For years, platforms optimized for attention over accuracy. Noise outperformed knowledge. Outrage outperformed expertise. Every incentive pointed downward. The result is the world we live in now: abundant information, vanishing certainty.

People no longer ask, “Is this true?” They ask, “Who wants me to think this?”

The shift is subtle but historic. When the public loses faith in the public’s own knowledge, the entire digital model wobbles. We’re seeing the early tremors of an epistemic recession: the rapid decline of the internet as a source of objective truth.

AI accelerates the crisis. Its power is extraordinary; its weakness is lethal.

AI doesn’t understand. It predicts. It assembles patterns of words that often look right but occasionally miss by just enough to erode trust completely.

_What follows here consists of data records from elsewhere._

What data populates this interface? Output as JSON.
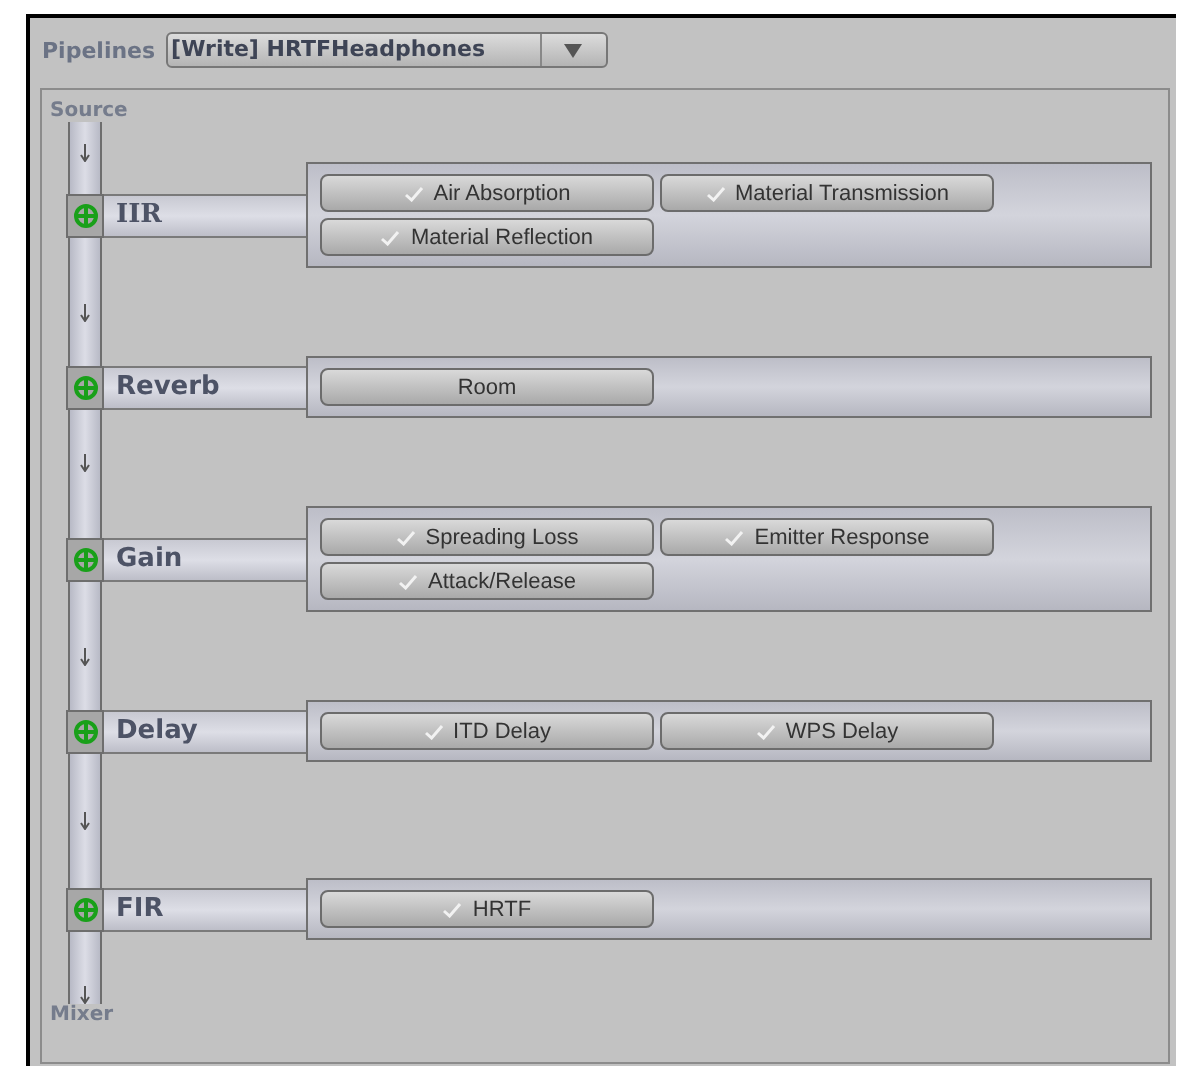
{
  "pipelines_label": "Pipelines",
  "pipeline_select": {
    "value": "[Write] HRTFHeadphones"
  },
  "source_label": "Source",
  "stages": [
    {
      "name": "IIR",
      "effects": [
        {
          "label": "Air Absorption",
          "checked": true
        },
        {
          "label": "Material Transmission",
          "checked": true
        },
        {
          "label": "Material Reflection",
          "checked": true
        }
      ]
    },
    {
      "name": "Reverb",
      "effects": [
        {
          "label": "Room",
          "checked": false
        }
      ]
    },
    {
      "name": "Gain",
      "effects": [
        {
          "label": "Spreading Loss",
          "checked": true
        },
        {
          "label": "Emitter Response",
          "checked": true
        },
        {
          "label": "Attack/Release",
          "checked": true
        }
      ]
    },
    {
      "name": "Delay",
      "effects": [
        {
          "label": "ITD Delay",
          "checked": true
        },
        {
          "label": "WPS Delay",
          "checked": true
        }
      ]
    },
    {
      "name": "FIR",
      "effects": [
        {
          "label": "HRTF",
          "checked": true
        }
      ]
    }
  ],
  "mixer_label": "Mixer"
}
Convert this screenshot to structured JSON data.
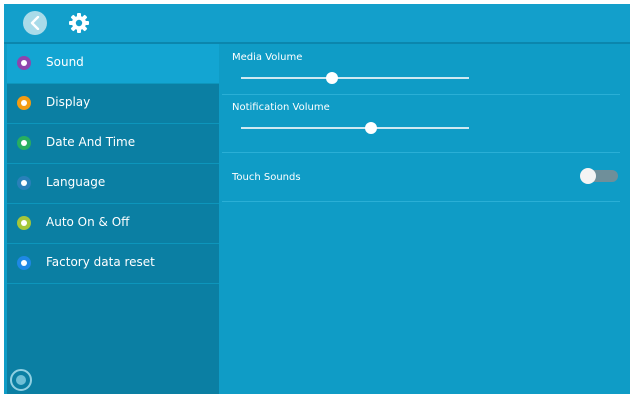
{
  "nav": {
    "items": [
      {
        "label": "Sound",
        "icon": "sound-icon",
        "color": "#8e44ad",
        "active": true
      },
      {
        "label": "Display",
        "icon": "display-icon",
        "color": "#f39c12",
        "active": false
      },
      {
        "label": "Date And Time",
        "icon": "clock-icon",
        "color": "#27ae60",
        "active": false
      },
      {
        "label": "Language",
        "icon": "globe-icon",
        "color": "#2980b9",
        "active": false
      },
      {
        "label": "Auto On & Off",
        "icon": "power-schedule-icon",
        "color": "#a4c639",
        "active": false
      },
      {
        "label": "Factory data reset",
        "icon": "reset-icon",
        "color": "#1e88e5",
        "active": false
      }
    ]
  },
  "sound": {
    "media_volume_label": "Media Volume",
    "media_volume_level": 0.4,
    "notification_volume_label": "Notification Volume",
    "notification_volume_level": 0.57,
    "touch_sounds_label": "Touch Sounds",
    "touch_sounds_on": false
  },
  "colors": {
    "topbar": "#139fcb",
    "sidebar": "#0b7fa3",
    "sidebar_active": "#13a5d2",
    "content": "#0f9cc6"
  }
}
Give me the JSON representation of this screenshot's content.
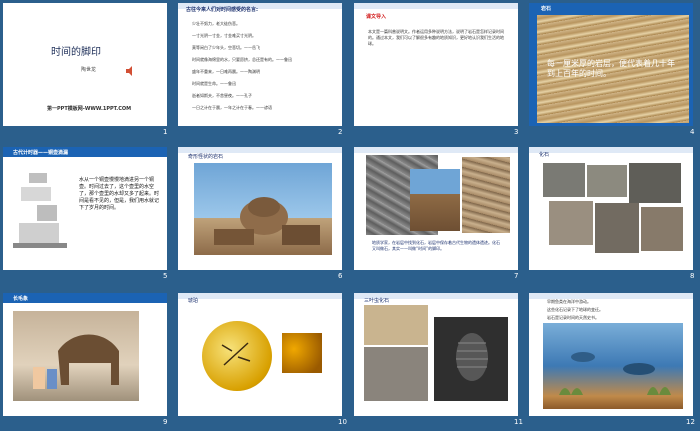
{
  "slides": [
    {
      "number": "1",
      "title": "时间的脚印",
      "author": "陶世龙",
      "footer": "第一PPT模板网-WWW.1PPT.COM"
    },
    {
      "number": "2",
      "bullets": [
        "古往今来人们对时间感受的名言:",
        "少壮不努力，老大徒伤悲。",
        "一寸光阴一寸金，寸金难买寸光阴。",
        "莫等闲白了少年头，空悲切。——岳飞",
        "时间就像海绵里的水，只要愿挤，总还是有的。——鲁迅",
        "盛年不重来，一日难再晨。——陶渊明",
        "时间就是生命。——鲁迅",
        "逝者如斯夫，不舍昼夜。——孔子",
        "一日之计在于晨，一年之计在于春。——谚语"
      ]
    },
    {
      "number": "3",
      "header": "课文导入",
      "body": "本文是一篇科普说明文。作者运用多种说明方法，说明了岩石是怎样记录时间的。通过本文，我们可以了解很多有趣的地质知识，更好地认识我们生活的地球。"
    },
    {
      "number": "4",
      "header": "岩石",
      "overlay": "每一厘米厚的岩层，便代表着几十年到上百年的时间。"
    },
    {
      "number": "5",
      "header": "古代计时器——铜壶滴漏",
      "body": "水从一个铜壶慢慢地滴进另一个铜壶。时间过去了，这个壶里的水空了，那个壶里的水却又多了起来。时间是看不见的，但是，我们用水就记下了岁月的时间。"
    },
    {
      "number": "6",
      "header": "奇形怪状的岩石"
    },
    {
      "number": "7",
      "caption": "地质学家，在岩层中找到化石，岩层中保存着古代生物的遗体遗迹。化石又叫做石，其实——叫做“时间”的脚印。"
    },
    {
      "number": "8",
      "header": "化石"
    },
    {
      "number": "9",
      "header": "长毛象"
    },
    {
      "number": "10",
      "header": "琥珀"
    },
    {
      "number": "11",
      "header": "三叶虫化石"
    },
    {
      "number": "12",
      "bullets": [
        "早期鱼类在海洋中游动。",
        "这些化石记录下了地球的变迁。",
        "岩石是记录时间的天然史书。"
      ]
    }
  ]
}
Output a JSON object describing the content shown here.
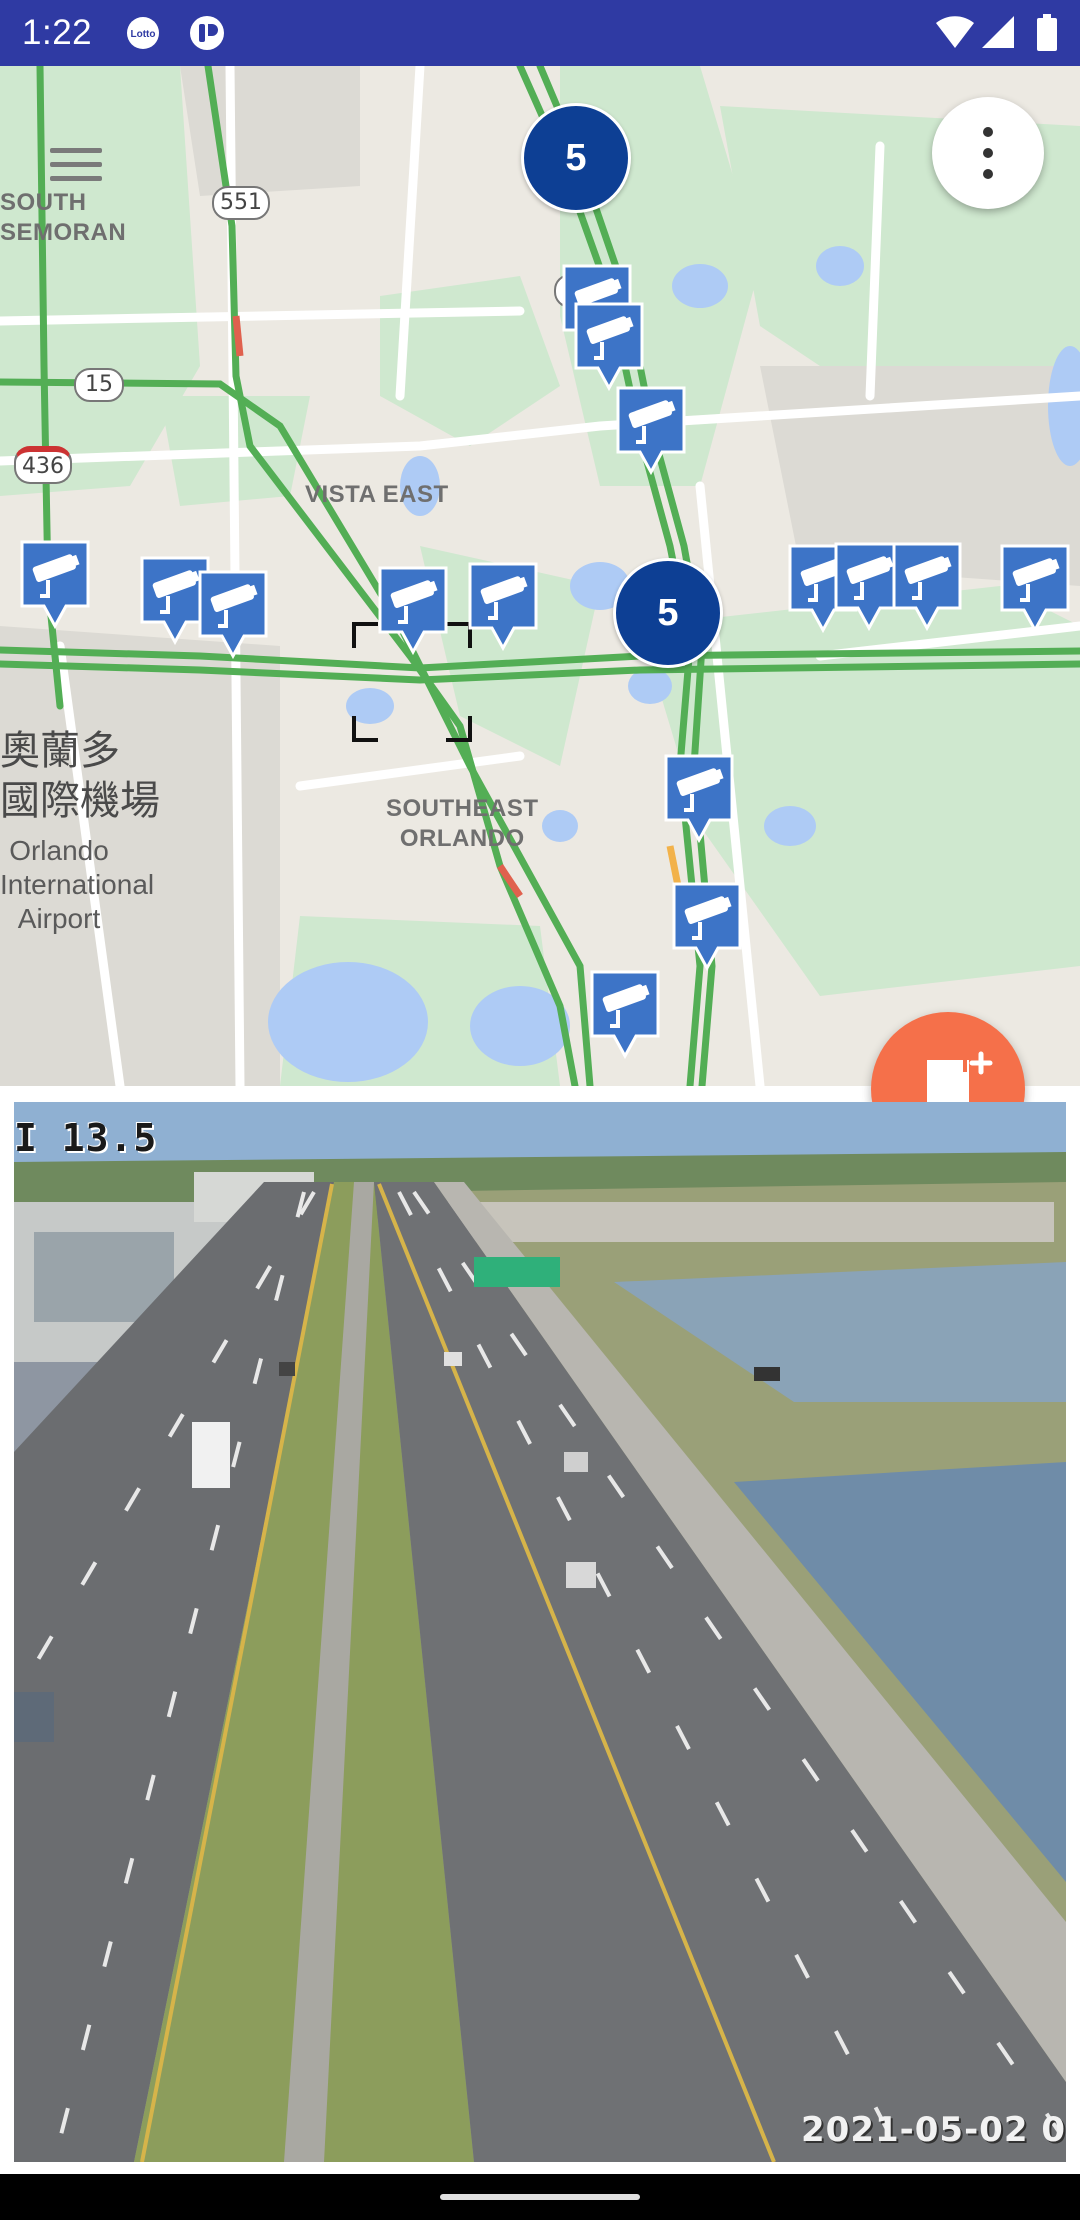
{
  "status_bar": {
    "time": "1:22",
    "notifications": [
      "lotto-app-icon",
      "messenger-icon"
    ],
    "system_icons": [
      "wifi-icon",
      "cellular-signal-icon",
      "battery-icon"
    ]
  },
  "map": {
    "labels": {
      "south_semoran": "SOUTH\nSEMORAN",
      "vista_east": "VISTA EAST",
      "southeast_orlando": "SOUTHEAST\nORLANDO",
      "airport_cjk": "奧蘭多\n國際機場",
      "airport_en": "Orlando\nInternational\nAirport"
    },
    "route_shields": [
      "551",
      "15",
      "436",
      "4"
    ],
    "clusters": [
      {
        "count": "5"
      },
      {
        "count": "5"
      }
    ],
    "camera_marker_icon": "traffic-camera-icon",
    "accent_marker_color": "#3d74c7",
    "cluster_color": "#0d3f94",
    "highway_color": "#4caf50"
  },
  "fab": {
    "icon": "add-bookmark-icon",
    "color": "#f5704a"
  },
  "camera_feed": {
    "overlay_top": "I 13.5",
    "overlay_bottom": "2021-05-02 0"
  }
}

One technologist put it bluntly: “When I already know something and check it with AI, it’s maybe 85% accurate. That 15% is a cliff, and that cliff is growing. Because AI trains on human writing, it inherits our confusion. It scales our errors. When the collective mind is foggy, AI becomes a fog machine.

The irony is brutal: the more impressive AI becomes, the less we trust what we read.

The coming rise of actual experts

Paradoxically, this collapse of digital certainty strengthens something older and more elemental: human expertise.

When filters fail, people start searching for faces, not feeds. They want names, not usernames. They want individuals whose competence is visible and whose reputation is earned, not algorithmic.

In a world where any answer can be fabricated, the rare people who truly know things become valuable again.

The economic shift is already visible:

• the era of influencers is aging • the era of experts is returning • authority becomes local, not algorithmic • knowledge becomes embodied, not aggregated

We’re moving from the era of “content creators” to the era of “credibility creators.”

The next few years won’t bring a post-truth world. They’ll bring a splintered one.

Instead of a single, global information sphere, we’ll live inside micro-networks of trust. Communities built around people, not platforms. Truth becomes relational. Believability becomes a currency.

The future looks less like Silicon Valley and more like ancient Athens: reputational, communal, human.

The lesson is uncomfortable but clarifying.

The internet is no longer the source of trust. People are.

The institutions that survive will be the ones that rebuild credibility at the human level, not the algorithmic one. The leaders who thrive will be the ones who understand that in a collapsing information economy, clarity is a form of power.

The prediction is simple: The future belongs to those who can be believed.